Randomized Trial of Behavioral Activation, Cognitive Therapy, and Antidepressant Medication in the Prevention of Relapse in MDD
Dobson, K. S., Hollon, S. D., Dimidjian, S., Schmaling, K. B., Kohlenberg, R. J., Gallop, R. J., et al. (2008). Randomized trial of behavioral activation, cognitive therapy, and antidepressant medication in the prevention of relapse and recurrence in major depression. Journal of Consulting and Clinical Psychology, 76(3), 468–477.

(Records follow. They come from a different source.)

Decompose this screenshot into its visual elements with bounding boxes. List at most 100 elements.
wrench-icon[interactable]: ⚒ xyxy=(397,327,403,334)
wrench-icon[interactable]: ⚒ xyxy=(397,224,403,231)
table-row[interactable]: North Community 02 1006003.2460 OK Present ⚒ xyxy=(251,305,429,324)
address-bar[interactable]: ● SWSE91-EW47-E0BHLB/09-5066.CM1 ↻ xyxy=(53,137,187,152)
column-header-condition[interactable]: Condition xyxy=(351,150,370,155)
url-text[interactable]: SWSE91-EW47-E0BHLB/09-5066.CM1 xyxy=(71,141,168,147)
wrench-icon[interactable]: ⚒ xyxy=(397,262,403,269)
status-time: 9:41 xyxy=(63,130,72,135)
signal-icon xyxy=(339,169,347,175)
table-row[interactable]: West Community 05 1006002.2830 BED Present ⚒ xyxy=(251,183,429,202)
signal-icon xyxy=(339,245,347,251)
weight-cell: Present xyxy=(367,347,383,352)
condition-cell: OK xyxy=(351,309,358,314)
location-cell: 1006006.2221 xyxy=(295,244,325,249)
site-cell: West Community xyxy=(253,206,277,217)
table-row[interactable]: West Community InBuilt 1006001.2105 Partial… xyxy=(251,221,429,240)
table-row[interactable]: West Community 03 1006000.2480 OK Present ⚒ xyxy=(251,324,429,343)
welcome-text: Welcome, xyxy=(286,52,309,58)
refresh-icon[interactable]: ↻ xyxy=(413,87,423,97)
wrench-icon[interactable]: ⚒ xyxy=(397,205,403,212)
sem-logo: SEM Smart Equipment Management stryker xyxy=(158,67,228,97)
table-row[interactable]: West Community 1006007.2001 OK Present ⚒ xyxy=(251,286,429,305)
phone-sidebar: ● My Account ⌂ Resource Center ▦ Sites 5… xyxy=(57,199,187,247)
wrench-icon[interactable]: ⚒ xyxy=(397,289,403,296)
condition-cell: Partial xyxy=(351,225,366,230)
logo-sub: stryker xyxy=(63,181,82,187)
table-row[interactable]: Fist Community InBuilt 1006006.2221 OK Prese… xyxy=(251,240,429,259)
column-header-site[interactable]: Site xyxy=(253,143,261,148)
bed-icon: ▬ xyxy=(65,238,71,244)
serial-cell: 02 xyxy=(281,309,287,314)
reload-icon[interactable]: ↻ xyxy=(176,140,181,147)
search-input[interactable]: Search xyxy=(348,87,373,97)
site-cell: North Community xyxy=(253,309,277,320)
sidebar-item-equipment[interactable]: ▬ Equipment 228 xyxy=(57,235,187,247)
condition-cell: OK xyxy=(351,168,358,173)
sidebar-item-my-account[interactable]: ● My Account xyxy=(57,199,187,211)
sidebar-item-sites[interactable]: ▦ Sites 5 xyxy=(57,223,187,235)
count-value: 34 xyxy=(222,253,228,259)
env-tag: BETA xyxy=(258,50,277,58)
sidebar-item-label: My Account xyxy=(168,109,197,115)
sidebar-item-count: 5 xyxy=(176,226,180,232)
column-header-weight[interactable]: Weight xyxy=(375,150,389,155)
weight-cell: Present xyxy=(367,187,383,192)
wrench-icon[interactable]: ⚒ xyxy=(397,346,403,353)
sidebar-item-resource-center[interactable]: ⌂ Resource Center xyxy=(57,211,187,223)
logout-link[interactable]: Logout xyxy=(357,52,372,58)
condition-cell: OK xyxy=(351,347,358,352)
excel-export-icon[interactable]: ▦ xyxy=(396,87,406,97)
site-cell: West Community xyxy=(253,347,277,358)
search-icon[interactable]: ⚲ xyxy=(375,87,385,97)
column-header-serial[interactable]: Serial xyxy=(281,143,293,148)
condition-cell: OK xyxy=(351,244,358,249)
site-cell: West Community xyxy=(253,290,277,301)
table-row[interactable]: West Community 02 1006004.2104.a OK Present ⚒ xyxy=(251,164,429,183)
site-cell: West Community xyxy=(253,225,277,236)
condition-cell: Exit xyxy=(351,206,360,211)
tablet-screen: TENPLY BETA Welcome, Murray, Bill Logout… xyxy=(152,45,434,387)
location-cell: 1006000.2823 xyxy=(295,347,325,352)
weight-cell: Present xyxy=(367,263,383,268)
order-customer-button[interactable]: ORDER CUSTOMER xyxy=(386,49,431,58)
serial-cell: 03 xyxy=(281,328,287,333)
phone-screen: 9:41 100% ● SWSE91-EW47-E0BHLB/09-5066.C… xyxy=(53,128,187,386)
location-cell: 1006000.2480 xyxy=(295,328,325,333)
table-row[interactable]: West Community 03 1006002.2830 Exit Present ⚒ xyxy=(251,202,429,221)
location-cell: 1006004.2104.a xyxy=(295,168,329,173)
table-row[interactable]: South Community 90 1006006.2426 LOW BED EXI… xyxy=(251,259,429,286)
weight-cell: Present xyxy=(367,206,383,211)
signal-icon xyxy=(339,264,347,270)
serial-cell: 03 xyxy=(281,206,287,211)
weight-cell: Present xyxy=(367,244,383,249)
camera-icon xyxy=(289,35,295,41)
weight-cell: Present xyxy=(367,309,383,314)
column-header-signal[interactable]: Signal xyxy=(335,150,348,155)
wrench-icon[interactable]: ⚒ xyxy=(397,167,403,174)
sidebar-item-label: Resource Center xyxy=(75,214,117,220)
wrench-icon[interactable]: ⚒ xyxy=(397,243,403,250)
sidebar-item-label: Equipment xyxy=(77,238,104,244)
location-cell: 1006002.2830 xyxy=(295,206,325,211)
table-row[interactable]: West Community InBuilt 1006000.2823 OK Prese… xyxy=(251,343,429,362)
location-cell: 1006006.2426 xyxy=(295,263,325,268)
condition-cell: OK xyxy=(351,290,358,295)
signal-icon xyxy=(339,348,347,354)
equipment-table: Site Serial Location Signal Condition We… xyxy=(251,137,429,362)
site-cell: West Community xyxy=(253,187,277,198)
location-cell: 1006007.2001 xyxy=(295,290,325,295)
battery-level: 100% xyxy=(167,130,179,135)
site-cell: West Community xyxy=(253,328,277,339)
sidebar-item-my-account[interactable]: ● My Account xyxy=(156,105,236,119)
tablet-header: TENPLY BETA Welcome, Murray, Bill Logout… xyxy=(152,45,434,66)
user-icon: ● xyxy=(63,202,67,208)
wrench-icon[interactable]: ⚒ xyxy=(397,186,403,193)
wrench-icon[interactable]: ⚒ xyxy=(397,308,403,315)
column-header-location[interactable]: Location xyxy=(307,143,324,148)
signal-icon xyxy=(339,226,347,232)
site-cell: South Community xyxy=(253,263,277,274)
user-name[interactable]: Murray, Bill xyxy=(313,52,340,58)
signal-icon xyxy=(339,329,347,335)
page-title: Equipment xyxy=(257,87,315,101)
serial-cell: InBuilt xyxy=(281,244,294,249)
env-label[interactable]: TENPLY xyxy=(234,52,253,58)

This study followed treatment responders from a randomized controlled trial of adults with major depression. Patients treated with medication but withdrawn onto pill-placebo had more relapse through 1 year of follow-up compared to patients who received prior behavioral activation, prior cognitive therapy, or continued medication. Prior psychotherapy was also superior to medication withdrawal in the prevention of recurrence across the 2nd year of follow-up. Specific comparisons indicated that patients previously exposed to cognitive therapy were significantly less likely to relapse following treatment termination than patients withdrawn from medication, and patients previously exposed to behavioral activation did almost as well relative to patients withdrawn from medication, although the difference was not significantly different. Differences between behavioral activation and cognitive therapy were small in magnitude and not significantly different across the full 2-year follow-up, and each therapy was at least as efficacious as the continuation of medication. These findings suggest that behavioral activation may be nearly as enduring as cognitive therapy and that both psychotherapies are less expensive and longer lasting alternatives to medication in the treatment of depression.